Détail de “Friendly Friendship Baptist Church”, 1994. (© Ernie Barnes Family Trust)
“Un observateur du comportement humain”
Passionné par les travaux de Toulouse-Lautrec, Delacroix, Rubens, mais aussi Michel-Ange et Raphaël, Ernie Barnes – qui n’avait pas le droit de se rendre au musée à cause de sa couleur de peau – s’inscrit dans la lignée du maniérisme. Ce mouvement artistique du XVIe siècle naît d’une recherche du mouvement, de courbes puissantes et serpentines et d’une exagération des formes. Les créations du peintre sont, de fait, rapidement qualifiées de néomaniéristes. En plus de minutieusement travailler la technique de ses œuvres, l’Américain faisait de ses toiles le reflet de son expérience.

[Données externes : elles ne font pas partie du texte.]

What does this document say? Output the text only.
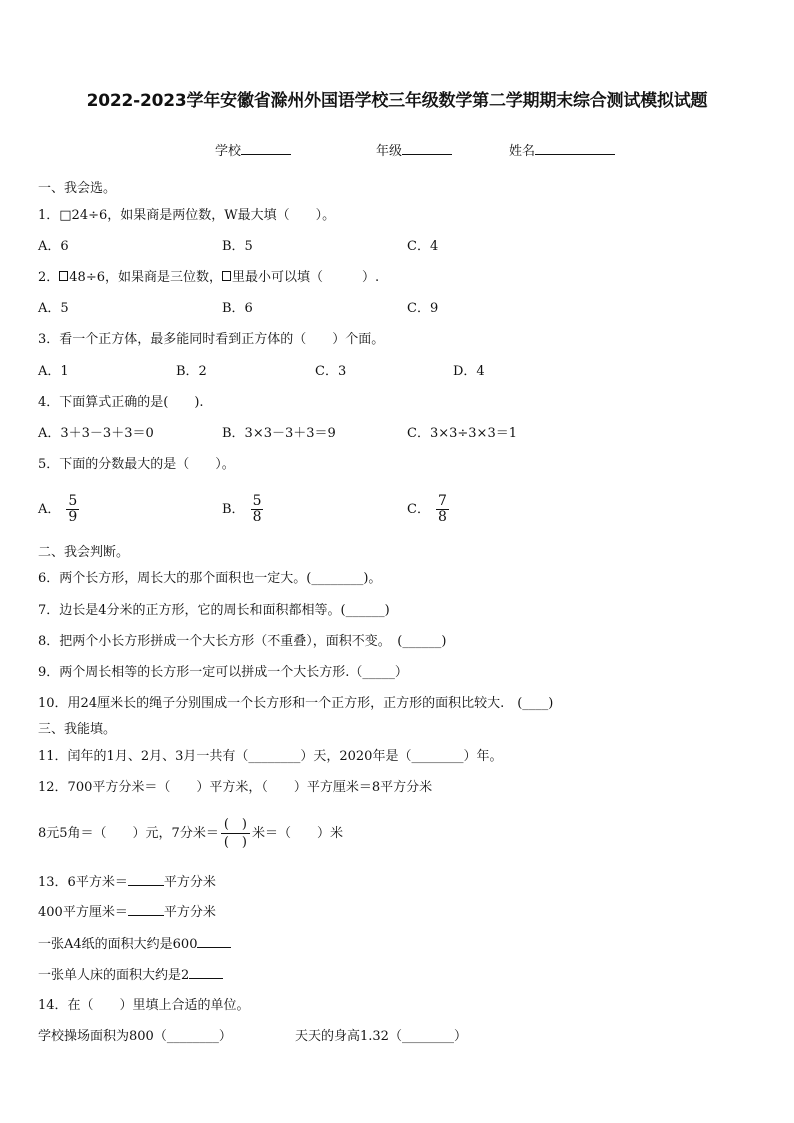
2022-2023学年安徽省滁州外国语学校三年级数学第二学期期末综合测试模拟试题
学校	年级	姓名
一、我会选。
1．□24÷6，如果商是两位数，W最大填（　　）。
A．6	B．5	C．4
2． 48÷6，如果商是三位数， 里最小可以填（　　　）.
A．5	B．6	C．9
3．看一个正方体，最多能同时看到正方体的（　　）个面。
A．1	B．2	C．3	D．4
4．下面算式正确的是(　　).
A．3＋3－3＋3＝0	B．3×3－3＋3＝9	C．3×3÷3×3＝1
5．下面的分数最大的是（　　）。
A． $\frac{5}{9}$	B． $\frac{5}{8}$	C． $\frac{7}{8}$
二、我会判断。
6．两个长方形，周长大的那个面积也一定大。(________)。
7．边长是4分米的正方形，它的周长和面积都相等。(______)
8．把两个小长方形拼成一个大长方形（不重叠），面积不变。　(______)
9．两个周长相等的长方形一定可以拼成一个大长方形.（_____）
10．用24厘米长的绳子分别围成一个长方形和一个正方形，正方形的面积比较大.　(____)
三、我能填。
11．闰年的1月、2月、3月一共有（________）天，2020年是（________）年。
12．700平方分米＝（　　）平方米，（　　）平方厘米＝8平方分米
8元5角＝（　　）元，7分米＝ $\frac{( )}{( )}$ 米＝（　　）米
13．6平方米＝	平方分米
400平方厘米＝	平方分米
一张A4纸的面积大约是600
一张单人床的面积大约是2
14．在（　　）里填上合适的单位。
学校操场面积为800（________）	天天的身高1.32（________）
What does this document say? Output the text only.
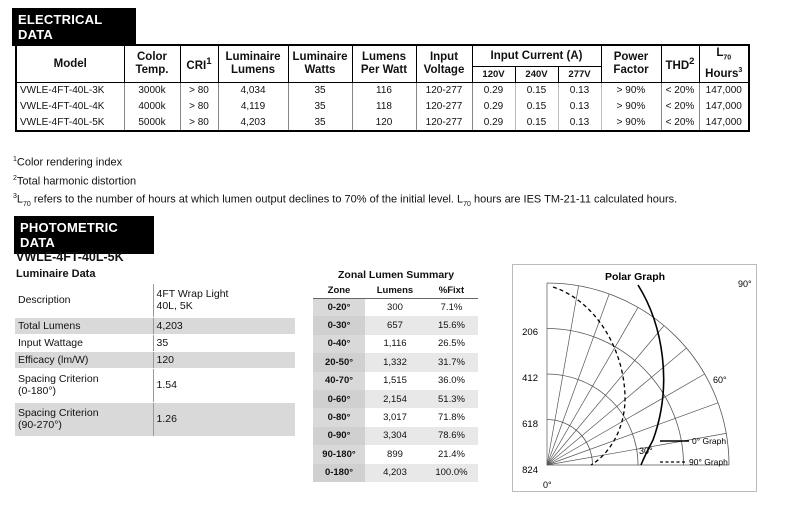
ELECTRICAL DATA
Model	Color Temp.	CRI$^1$	Luminaire Lumens	Luminaire Watts	Lumens Per Watt	Input Voltage	Input Current (A)			Power Factor	THD$^2$	$L_{70}$
Hours$^3$
							120V	240V	277V			
VWLE-4FT-40L-3K	3000k	> 80	4,034	35	116	120-277	0.29	0.15	0.13	> 90%	< 20%	147,000
VWLE-4FT-40L-4K	4000k	> 80	4,119	35	118	120-277	0.29	0.15	0.13	> 90%	< 20%	147,000
VWLE-4FT-40L-5K	5000k	> 80	4,203	35	120	120-277	0.29	0.15	0.13	> 90%	< 20%	147,000
$^1$Color rendering index
$^2$Total harmonic distortion
$^3L_{70}$ refers to the number of hours at which lumen output declines to 70% of the initial level. $L_{70}$ hours are IES TM-21-11 calculated hours.
PHOTOMETRIC DATA
VWLE-4FT-40L-5K
Luminaire Data
Description	4FT Wrap Light
40L, 5K

Total Lumens	4,203
Input Wattage	35
Efficacy (lm/W)	120

Spacing Criterion
(0-180°)	1.54

Spacing Criterion
(90-270°)	1.26
Zonal Lumen Summary
Zone	Lumens	%Fixt
0-20°	300	7.1%
0-30°	657	15.6%
0-40°	1,116	26.5%
20-50°	1,332	31.7%
40-70°	1,515	36.0%
0-60°	2,154	51.3%
0-80°	3,017	71.8%
0-90°	3,304	78.6%
90-180°	899	21.4%
0-180°	4,203	100.0%
Polar Graph
206
412
618
824
90°
60°
30°
0°
0° Graph
90° Graph
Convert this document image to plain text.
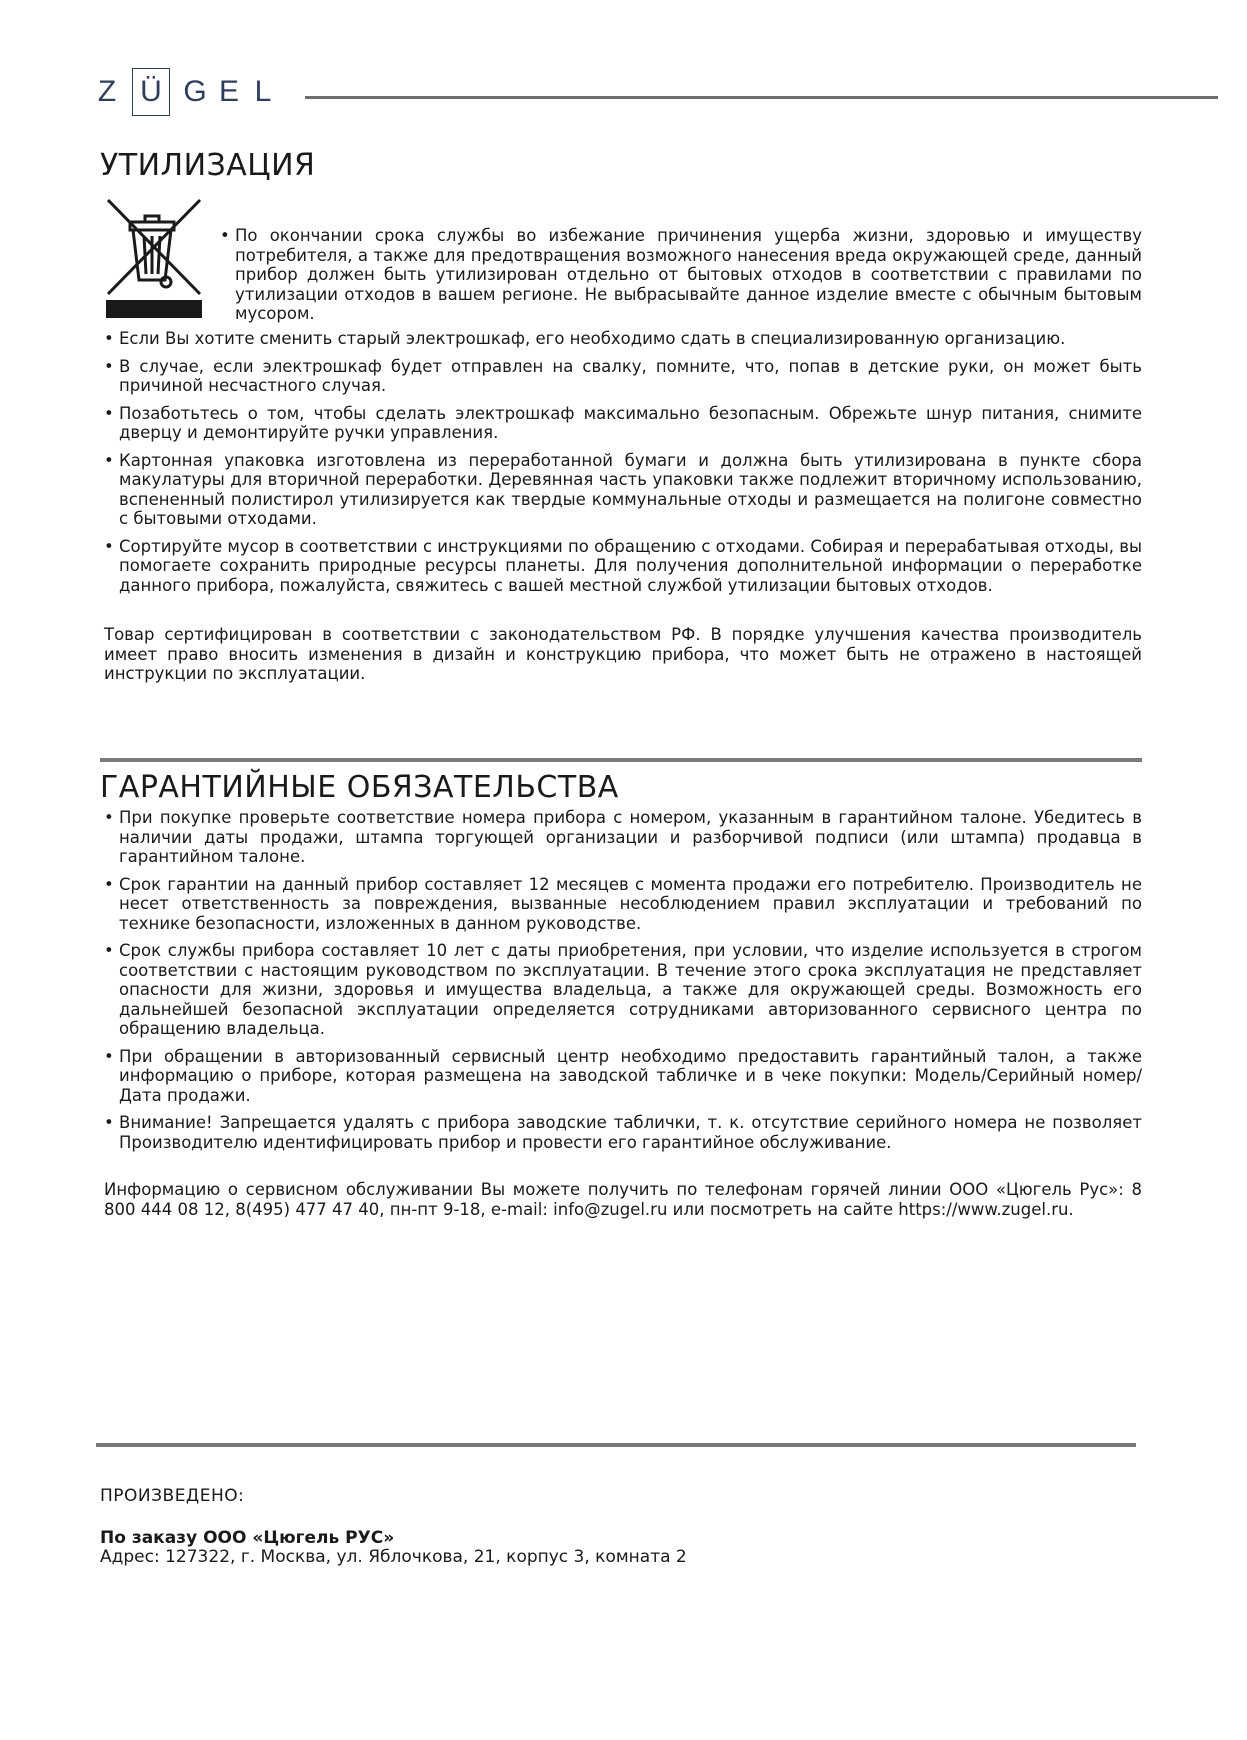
Z Ü G E L
УТИЛИЗАЦИЯ
• По окончании срока службы во избежание причинения ущерба жизни, здоровью и имуществу потребителя, а также для предотвращения возможного нанесения вреда окружающей среде, данный прибор должен быть утилизирован отдельно от бытовых отходов в соответствии с правилами по утилизации отходов в вашем регионе. Не выбрасывайте данное изделие вместе с обычным бытовым мусором.
• Если Вы хотите сменить старый электрошкаф, его необходимо сдать в специализированную организацию.
• В случае, если электрошкаф будет отправлен на свалку, помните, что, попав в детские руки, он может быть причиной несчастного случая.
• Позаботьтесь о том, чтобы сделать электрошкаф максимально безопасным. Обрежьте шнур питания, снимите дверцу и демонтируйте ручки управления.
• Картонная упаковка изготовлена из переработанной бумаги и должна быть утилизирована в пункте сбора макулатуры для вторичной переработки. Деревянная часть упаковки также подлежит вторичному использованию, вспененный полистирол утилизируется как твердые коммунальные отходы и размещается на полигоне совместно с бытовыми отходами.
• Сортируйте мусор в соответствии с инструкциями по обращению с отходами. Собирая и перерабатывая отходы, вы помогаете сохранить природные ресурсы планеты. Для получения дополнительной информации о переработке данного прибора, пожалуйста, свяжитесь с вашей местной службой утилизации бытовых отходов.
Товар сертифицирован в соответствии с законодательством РФ. В порядке улучшения качества производитель имеет право вносить изменения в дизайн и конструкцию прибора, что может быть не отражено в настоящей инструкции по эксплуатации.
ГАРАНТИЙНЫЕ ОБЯЗАТЕЛЬСТВА
• При покупке проверьте соответствие номера прибора с номером, указанным в гарантийном талоне. Убедитесь в наличии даты продажи, штампа торгующей организации и разборчивой подписи (или штампа) продавца в гарантийном талоне.
• Срок гарантии на данный прибор составляет 12 месяцев с момента продажи его потребителю. Производитель не несет ответственность за повреждения, вызванные несоблюдением правил эксплуатации и требований по технике безопасности, изложенных в данном руководстве.
• Срок службы прибора составляет 10 лет с даты приобретения, при условии, что изделие используется в строгом соответствии с настоящим руководством по эксплуатации. В течение этого срока эксплуатация не представляет опасности для жизни, здоровья и имущества владельца, а также для окружающей среды. Возможность его дальнейшей безопасной эксплуатации определяется сотрудниками авторизованного сервисного центра по обращению владельца.
• При обращении в авторизованный сервисный центр необходимо предоставить гарантийный талон, а также информацию о приборе, которая размещена на заводской табличке и в чеке покупки: Модель/Серийный номер/Дата продажи.
• Внимание! Запрещается удалять с прибора заводские таблички, т. к. отсутствие серийного номера не позволяет Производителю идентифицировать прибор и провести его гарантийное обслуживание.
Информацию о сервисном обслуживании Вы можете получить по телефонам горячей линии ООО «Цюгель Рус»: 8 800 444 08 12, 8(495) 477 47 40, пн-пт 9-18, e-mail: info@zugel.ru или посмотреть на сайте https://www.zugel.ru.
ПРОИЗВЕДЕНО:
По заказу ООО «Цюгель РУС»
Адрес: 127322, г. Москва, ул. Яблочкова, 21, корпус 3, комната 2
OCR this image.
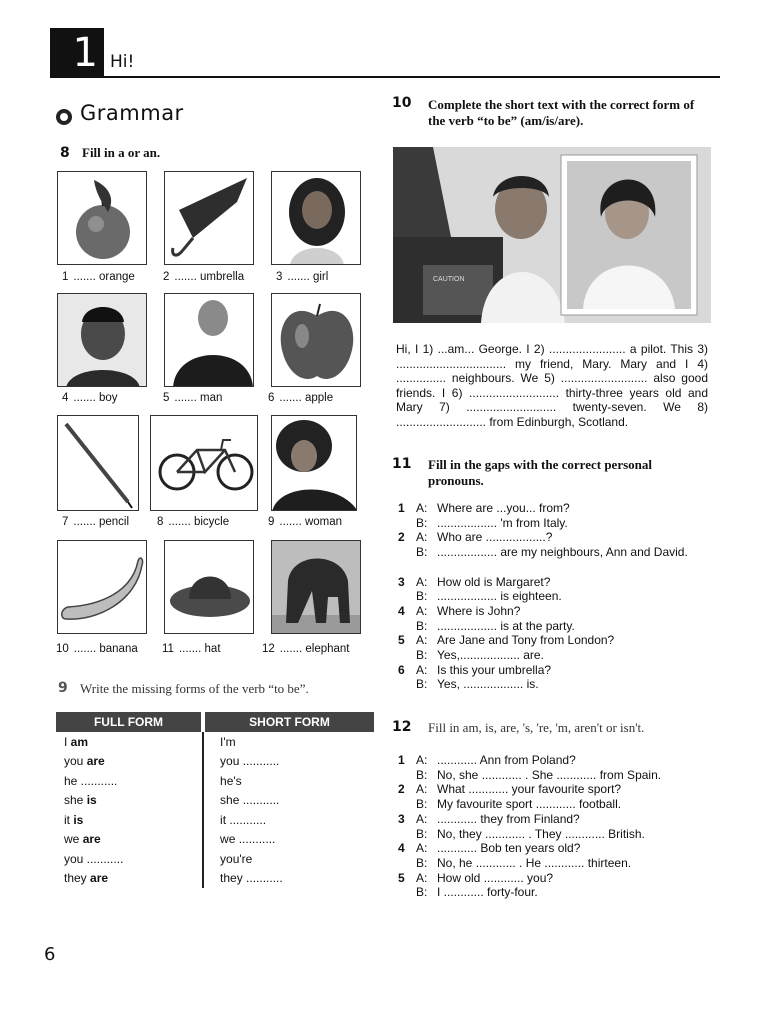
1 Hi!
Grammar
8 Fill in a or an.
1 ....... orange 2 ....... umbrella	3 ....... girl
4 ....... boy	5 ....... man	6 ....... apple
7 ....... pencil 8 ....... bicycle	9 ....... woman
10 ....... banana 11 ....... hat	12 ....... elephant
9 Write the missing forms of the verb “to be”.
FULL FORM	SHORT FORM
I am	I'm
you are	you ...........
he ...........	he's
she is	she ...........
it is	it ...........
we are	we ...........
you ...........	you're
they are	they ...........
10 Complete the short text with the correct form of the verb “to be” (am/is/are).
CAUTION
Hi, I 1) ...am... George. I 2) ....................... a pilot. This 3) ................................. my friend, Mary. Mary and I 4) ............... neighbours. We 5) .......................... also good friends. I 6) ........................... thirty-three years old and Mary 7) ........................... twenty-seven. We 8) ........................... from Edinburgh, Scotland.
11 Fill in the gaps with the correct personal pronouns.
1 A: Where are ...you... from?
B: .................. 'm from Italy.
2 A: Who are ..................?
B: .................. are my neighbours, Ann and David.
3 A: How old is Margaret?
B: .................. is eighteen.
4 A: Where is John?
B: .................. is at the party.
5 A: Are Jane and Tony from London?
B: Yes,.................. are.
6 A: Is this your umbrella?
B: Yes, .................. is.
12 Fill in am, is, are, 's, 're, 'm, aren't or isn't.
1 A: ............ Ann from Poland?
B: No, she ............ . She ............ from Spain.
2 A: What ............ your favourite sport?
B: My favourite sport ............ football.
3 A: ............ they from Finland?
B: No, they ............ . They ............ British.
4 A: ............ Bob ten years old?
B: No, he ............ . He ............ thirteen.
5 A: How old ............ you?
B: I ............ forty-four.
6
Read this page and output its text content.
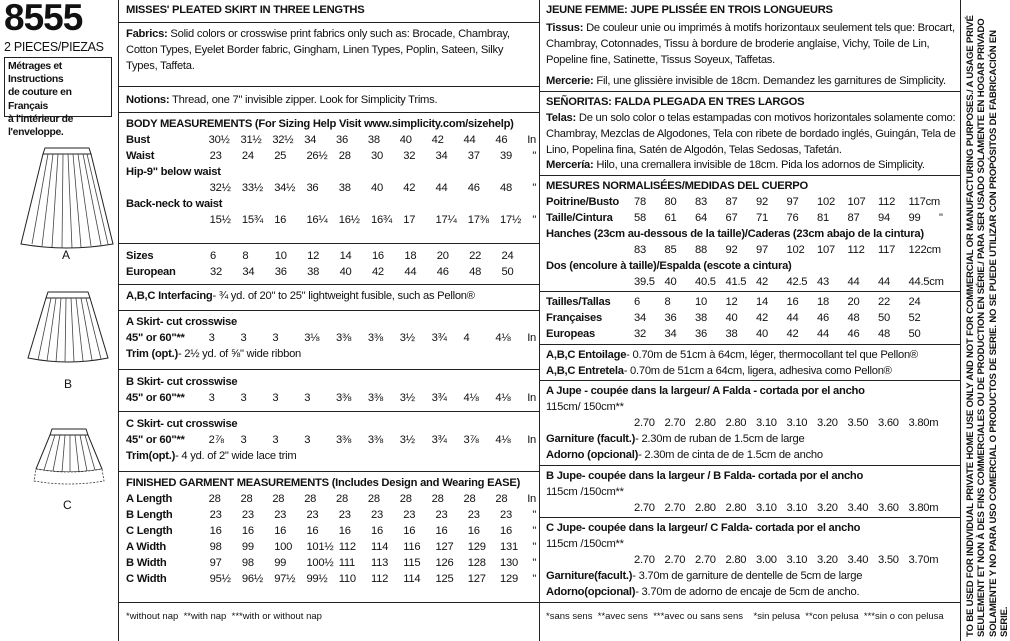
8555
2 PIECES/PIEZAS
Métrages et Instructions
de couture en Français
à l'intérieur de
l'enveloppe.
A
B
C
MISSES' PLEATED SKIRT IN THREE LENGTHS
Fabrics: Solid colors or crosswise print fabrics only such as: Brocade, Chambray, Cotton Types, Eyelet Border fabric, Gingham, Linen Types, Poplin, Sateen, Silky Types, Taffeta.
Notions: Thread, one 7" invisible zipper. Look for Simplicity Trims.
BODY MEASUREMENTS (For Sizing Help Visit www.simplicity.com/sizehelp)
Bust	30½ 31½ 32½ 34	36	38	40	42	44	46	In
Waist	23	24	25	26½	28	30	32	34	37	39	"
Hip-9" below waist
32½	33½	34½	36	38	40	42	44	46	48	"
Back-neck to waist
15½	15¾	16	16¼	16½	16¾	17	17¼	17⅜	17½	"
Sizes	6	8	10	12	14	16	18	20	22	24
European	32	34	36	38	40	42	44	46	48	50
A,B,C Interfacing- ¾ yd. of 20" to 25" lightweight fusible, such as Pellon®
A Skirt- cut crosswise
45" or 60"**	3	3	3	3⅛	3⅜	3⅜	3½	3¾	4	4⅛	In
Trim (opt.) - 2½ yd. of ⅝" wide ribbon
B Skirt- cut crosswise
45" or 60"**	3	3	3	3	3⅜	3⅜	3½	3¾	4⅛	4⅛	In
C Skirt- cut crosswise
45" or 60"**	2⅞	3	3	3	3⅜	3⅜	3½	3¾	3⅞	4⅛	In
Trim(opt.) - 4 yd. of 2" wide lace trim
FINISHED GARMENT MEASUREMENTS (Includes Design and Wearing EASE)
A Length	28	28	28	28	28	28	28	28	28	28	In
B Length	23	23	23	23	23	23	23	23	23	23	"
C Length	16	16	16	16	16	16	16	16	16	16	"
A Width	98	99	100	101½ 112	114	116	127	129	131	"
B Width	97	98	99	100½ 111	113	115	126	128	130	"
C Width	95½	96½	97½	99½	110	112	114	125	127	129	"
*without nap  **with nap  ***with or without nap
JEUNE FEMME: JUPE PLISSÉE EN TROIS LONGUEURS
Tissus: De couleur unie ou imprimés à motifs horizontaux seulement tels que: Brocart, Chambray, Cotonnades, Tissu à bordure de broderie anglaise, Vichy, Toile de Lin, Popeline fine, Satinette, Tissus Soyeux, Taffetas.
Mercerie: Fil, une glissière invisible de 18cm. Demandez les garnitures de Simplicity.
SEÑORITAS: FALDA PLEGADA EN TRES LARGOS
Telas: De un solo color o telas estampadas con motivos horizontales solamente como: Chambray, Mezclas de Algodones, Tela con ribete de bordado inglés, Guingán, Tela de Lino, Popelina fina, Satén de Algodón, Telas Sedosas, Tafetán.
Mercería: Hilo, una cremallera invisible de 18cm. Pida los adornos de Simplicity.
MESURES NORMALISÉES/MEDIDAS DEL CUERPO
Poitrine/Busto	78	80	83	87	92	97	102	107	112	117cm
Taille/Cintura	58	61	64	67	71	76	81	87	94	99	"
Hanches (23cm au-dessous de la taille)/Caderas (23cm abajo de la cintura)
83	85	88	92	97	102	107	112	117	122cm
Dos (encolure à taille)/Espalda (escote a cintura)
39.5 40	40.5 41.5 42	42.5 43	44	44	44.5cm
Tailles/Tallas	6	8	10	12	14	16	18	20	22	24
Françaises	34	36	38	40	42	44	46	48	50	52
Europeas	32	34	36	38	40	42	44	46	48	50
A,B,C Entoilage - 0.70m de 51cm à 64cm, léger, thermocollant tel que Pellon®
A,B,C Entretela - 0.70m de 51cm a 64cm, ligera, adhesiva como Pellon®
A Jupe - coupée dans la largeur/ A Falda - cortada por el ancho
115cm/ 150cm**
2.70 2.70 2.80 2.80 3.10 3.10 3.20 3.50 3.60 3.80m
Garniture (facult.) - 2.30m de ruban de 1.5cm de large
Adorno (opcional) - 2.30m de cinta de de 1.5cm de ancho
B Jupe- coupée dans la largeur / B Falda- cortada por el ancho
115cm /150cm**
2.70 2.70 2.80 2.80 3.10 3.10 3.20 3.40 3.60 3.80m
C Jupe- coupée dans la largeur/ C Falda- cortada por el ancho
115cm /150cm**
2.70 2.70 2.70 2.80 3.00 3.10 3.20 3.40 3.50 3.70m
Garniture(facult.) - 3.70m de garniture de dentelle de 5cm de large
Adorno(opcional) - 3.70m de adorno de encaje de 5cm de ancho.
*sans sens  **avec sens  ***avec ou sans sens    *sin pelusa  **con pelusa  ***sin o con pelusa TO BE USED FOR INDIVIDUAL PRIVATE HOME USE ONLY AND NOT FOR COMMERCIAL OR MANUFACTURING PURPOSES./ A USAGE PRIVÉ SEULEMENT ET NON À DES FINS COMMERCIALES OU DE PRODUCTION EN SÉRIE./ PARA SER USADO SOLAMENTE EN HOGAR PRIVADO SOLAMENTE Y NO PARA USO COMERCIAL O PRODUCTOS DE SERIE. NO SE PUEDE UTILIZAR CON PROPÓSITOS DE FABRICACIÓN EN SERIE.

Pour Zacki Murphy, l’une de ses amies, Ernie Barnes n’était “pas seulement un participant, mais bien un observateur du comportement humain”. À l’université, il suit les conseils d’un professeur d’art qui lui martèle qu’un bon artiste étudie et enregistre les us et coutumes de sa propre existence.
“New Shoes”, vers 1970. (© Ernie Barnes Family Trust)
Il raconte sa vie de jeune homme noir à travers des symboles. Ses personnages sont notamment représentés les yeux fermés :
“Cela représente notre aveuglement face à l’humanité d’autrui. Nous ne voyons pas les profondeurs de nos interconnexions, les cadeaux, la force, le potentiel présents chez les autres. Le racisme a appris à beaucoup ‘quoi’ penser des autres, mais pas ‘comment’ penser aux autres.”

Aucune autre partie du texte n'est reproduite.